It was one of those emails that catch your attention. Mauricio, then a fifteen-year-old student in a Brazilian school, sent an elegantly worded statement about how he taught himself English so that he could realize his dream of attending a university in the United States. Mauricio had been studying our website and, as he believed our school’s values were aligned with his, was determined to join our learning community. What I did not know at the time was that Mauricio was going to forever change our community’s perspectives on learning and our understanding of the world around us.
Mauricio’s application for admission to our high school was the first we had received from a blind student. While Mauricio did not seem to be concerned that his blindness would limit his learning, a reflection of his indomitable spirit that I quickly learned to admire and appreciate, our faculty did raise several valid questions and concerns.
The consideration of Mauricio’s application was framed and guided by a mission and set of beliefs that highlighted diversity and different learning styles as essential values. Through dialogue, learning, and understanding, the high school faculty committed to admitting Mauricio and providing him with the best educational program within our capabilities. Mauricio also supported us through this learning process and was always quick to remind us not to think of him as a blind person, but rather a person who happened to be blind.

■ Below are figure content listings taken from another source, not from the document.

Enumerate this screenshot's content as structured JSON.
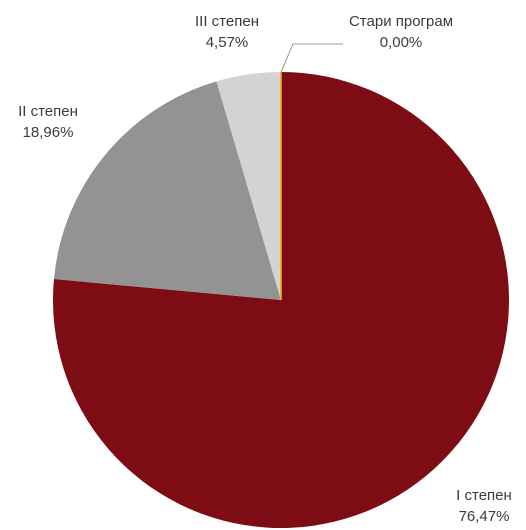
{
  "chart_data": {
    "type": "pie",
    "title": "",
    "categories": [
      "I степен",
      "II степен",
      "III степен",
      "Стари програм"
    ],
    "values": [
      76.47,
      18.96,
      4.57,
      0.0
    ],
    "value_labels": [
      "76,47%",
      "18,96%",
      "4,57%",
      "0,00%"
    ],
    "colors": [
      "#7d0c15",
      "#939393",
      "#d3d3d3",
      "#e6b800"
    ],
    "start_angle_deg": 0,
    "direction": "clockwise",
    "legend": "none",
    "data_labels": "outside"
  }
}
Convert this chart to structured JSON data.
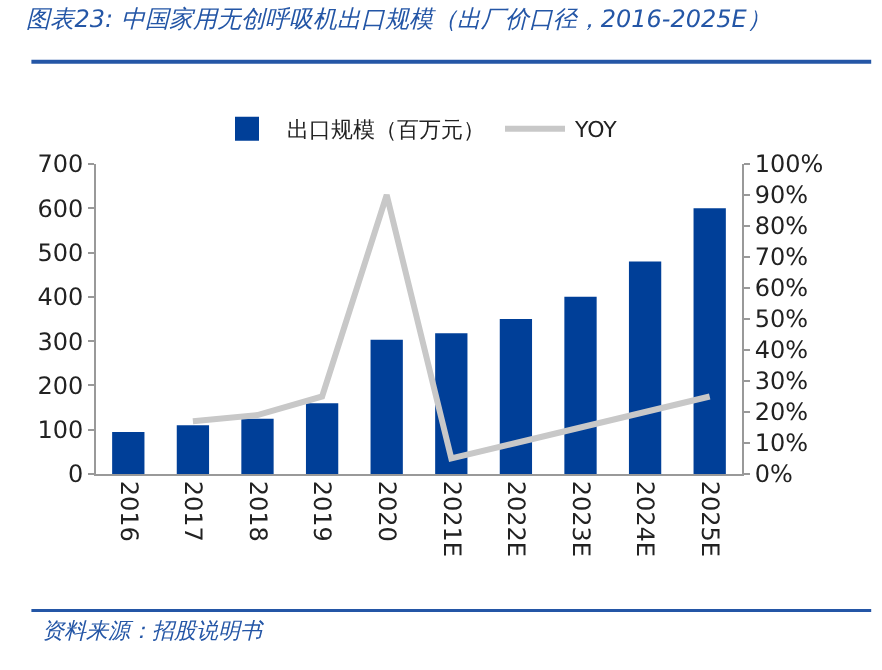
{
  "chart_data": {
    "type": "bar",
    "title": "图表23: 中国家用无创呼吸机出口规模（出厂价口径，2016-2025E）",
    "annotations": [
      "资料来源：招股说明书"
    ],
    "categories": [
      "2016",
      "2017",
      "2018",
      "2019",
      "2020",
      "2021E",
      "2022E",
      "2023E",
      "2024E",
      "2025E"
    ],
    "series": [
      {
        "name": "出口规模（百万元）",
        "color": "#003f98",
        "values": [
          95,
          110,
          125,
          160,
          303,
          318,
          350,
          400,
          480,
          600
        ]
      },
      {
        "name": "YOY",
        "type": "line",
        "axis": "y2",
        "color": "#c8c8c8",
        "values": [
          null,
          17,
          19,
          25,
          90,
          5,
          10,
          15,
          20,
          25
        ]
      }
    ],
    "ylim": [
      0,
      700
    ],
    "yticks": [
      0,
      100,
      200,
      300,
      400,
      500,
      600,
      700
    ],
    "y2lim": [
      0,
      100
    ],
    "y2ticks": [
      {
        "value": 0,
        "label": "0%"
      },
      {
        "value": 10,
        "label": "10%"
      },
      {
        "value": 20,
        "label": "20%"
      },
      {
        "value": 30,
        "label": "30%"
      },
      {
        "value": 40,
        "label": "40%"
      },
      {
        "value": 50,
        "label": "50%"
      },
      {
        "value": 60,
        "label": "60%"
      },
      {
        "value": 70,
        "label": "70%"
      },
      {
        "value": 80,
        "label": "80%"
      },
      {
        "value": 90,
        "label": "90%"
      },
      {
        "value": 100,
        "label": "100%"
      }
    ],
    "legend": "top"
  }
}
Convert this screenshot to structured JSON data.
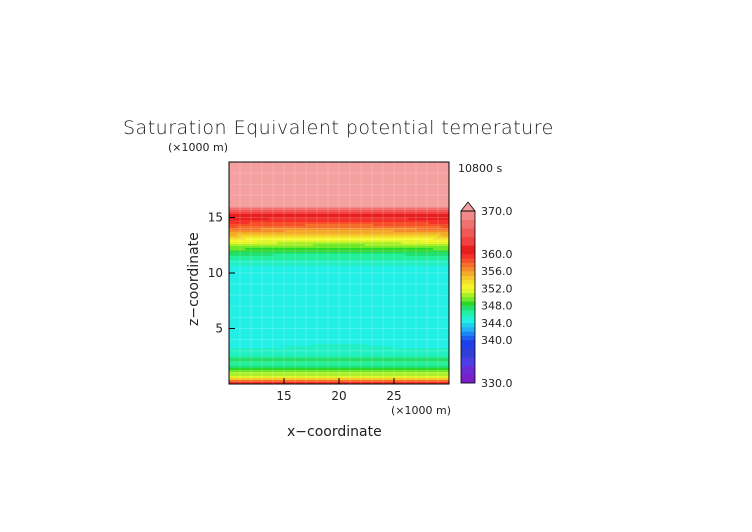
{
  "chart_data": {
    "type": "heatmap",
    "title": "Saturation Equivalent potential temerature",
    "time_label": "10800 s",
    "xlabel": "x−coordinate",
    "ylabel": "z−coordinate",
    "x_unit": "(×1000 m)",
    "z_unit": "(×1000 m)",
    "xlim": [
      10,
      30
    ],
    "zlim": [
      0,
      20
    ],
    "x_ticks": [
      15,
      20,
      25
    ],
    "z_ticks": [
      5,
      10,
      15
    ],
    "colorbar": {
      "min": 330.0,
      "max": 370.0,
      "labels": [
        "370.0",
        "360.0",
        "356.0",
        "352.0",
        "348.0",
        "344.0",
        "340.0",
        "330.0"
      ],
      "levels": [
        330,
        332,
        334,
        336,
        338,
        340,
        341,
        342,
        343,
        344,
        345,
        346,
        347,
        348,
        349,
        350,
        351,
        352,
        353,
        354,
        355,
        356,
        357,
        358,
        359,
        360,
        362,
        364,
        366,
        368,
        370
      ],
      "colors": [
        "#7a1fc8",
        "#6a2bd6",
        "#4b3ee6",
        "#2f3fd8",
        "#1f3fe8",
        "#1e5ff0",
        "#1e84f5",
        "#1fb0f5",
        "#1ed0ee",
        "#22f0e6",
        "#22f0c4",
        "#22f09a",
        "#22e070",
        "#2ad82a",
        "#6fe82a",
        "#aaf02a",
        "#e0f52a",
        "#f5f52a",
        "#f5e02a",
        "#f5c82a",
        "#f5ab2a",
        "#f58c2a",
        "#f56e2a",
        "#f5502a",
        "#f5322a",
        "#e81e1e",
        "#f04040",
        "#f25858",
        "#f27070",
        "#f28a8a",
        "#f5a0a0"
      ]
    },
    "profile": {
      "z_km": [
        0,
        0.3,
        0.6,
        1.2,
        1.8,
        2.2,
        2.6,
        3.2,
        4.0,
        5.0,
        7.0,
        9.0,
        10.5,
        11.5,
        12.3,
        13.0,
        13.6,
        14.2,
        14.8,
        15.4,
        16.0,
        20.0
      ],
      "theta_e": [
        361,
        357,
        352,
        349,
        346.5,
        347.5,
        345.5,
        345,
        344.5,
        344.7,
        344.5,
        344.4,
        344.8,
        346.5,
        349,
        352,
        355,
        357.5,
        359.5,
        362,
        370,
        370
      ]
    }
  }
}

During one of our admissions meetings, I welcomed Mauricio to my office with the greeting, “It is great to see you…” but cut myself off as I realized the insensitivity of my words. Mauricio smiled warmly and replied in a manner that conveyed wisdom beyond his years, “It is also great to seeyou.” While it was a seemingly minor moment of learning, it was also emblematic of our own collective growth. I humbly shared with Mauricio how it was likely that we were going to learn far more from him than he would learn from us. And, this was in fact the case. Four years later, Mauricio graduated from Graded, the school where I previously worked, and he realized his dream of attending and graduating from a top university in the United States. It was also during this time that we grew the most as professionals and as a community.
While Mauricio was a student at Graded, we had the honor of hosting two very special people, Bill and Ochan Powell, who conveyed a similar spirit of promise and a unique ability to instill an intrinsic commitment in others to be the best professionals and people they can be. Bill and Ochan scheduled time after their professional learning facilitation to interview Mauricio as part of their work associated with inclusive schools. I remember clearly how our faculty and I beamed with pride and a sense of purpose when Bill and Ochan highlighted and congratulated the team for their work with Mauricio and their efforts to ensure Graded was offering a highly functioning inclusive learning program.
The following two videos present clips from Bill and Ochan’s work with Mauricio.
Interview with Bill and Ochan:
Learning in a Science Classroom:
The videos highlight Bill’s talents and concern for others and, correspondingly, one of the many reasons why there has been such an extraordinary outpouring of sorrow, love, and admiration from around the world to the tragic news of Bill Powell’s sudden passing. Bill was a remarkable individual whose impressive professional capabilities were complemented with a warm heart and deeply caring nature.
A recent exchange of emails with Mauricio highlighted the difference Bill’s vision and unwavering commitment to student learning and inclusion can make in a student’s life. The following is an extract from Mauricio’s note to me this week:
Needless to say, if it were not for my inclusion at Graded and before, I would not be where I am today. I have worked at internationally recognized corporations, attended top educational institutions abroad, learned the importance of adaptation and persistence, and demonstrated to others that blindness does not define one’s capabilities.
It all began with education – an education that was inclusive, grounded, and rigorous. It all began with teachers and administrators who believed in my potential, and who required of me the same as was required of any other student. If one has education one still faces challenges, the difference being that without it we have no solution. Blind people must be able to make any choice they wish for their future, with blindness being only a circumstance and physical characteristic. As the Olympics are held in Brazil, so will the Paralympics. We apply the inspiration and values from all athletes into our lives as much as possible so that we may continue fighting for opportunity for all people.
The message of six years ago still stands: people must ask questions, so that their doubts may be resolved. On the other hand, those with disabilities must believe in themselves, strive for their best, and not for what seems comfortable, and never be let down by expectations by others. Others may not know our full potential, but I find that most people will be allies if we help them help us. And, schools cannot do it alone – families must understand that disabilities shall never define where one wishes to go.
I am deeply grateful to Mauricio and Bill and Ochan Powell for the real difference they have made in our lives. Looking ahead, we hope to honor Bill’s significant contributions to the field of education and his dedication to the lives of others by ensuring a collective commitment to furthering his vision of inclusive schools where diversity, difference, and all learning styles are valued within the context of a plurality of thought and perspectives. Next Frontier Inclusion’s mission must also be our own: “to promote and protect the interests of children who learn in different ways or at different rates.” This is our moral obligation to Mauricio and all of the students, families, and communities we have the privilege of working with at our schools.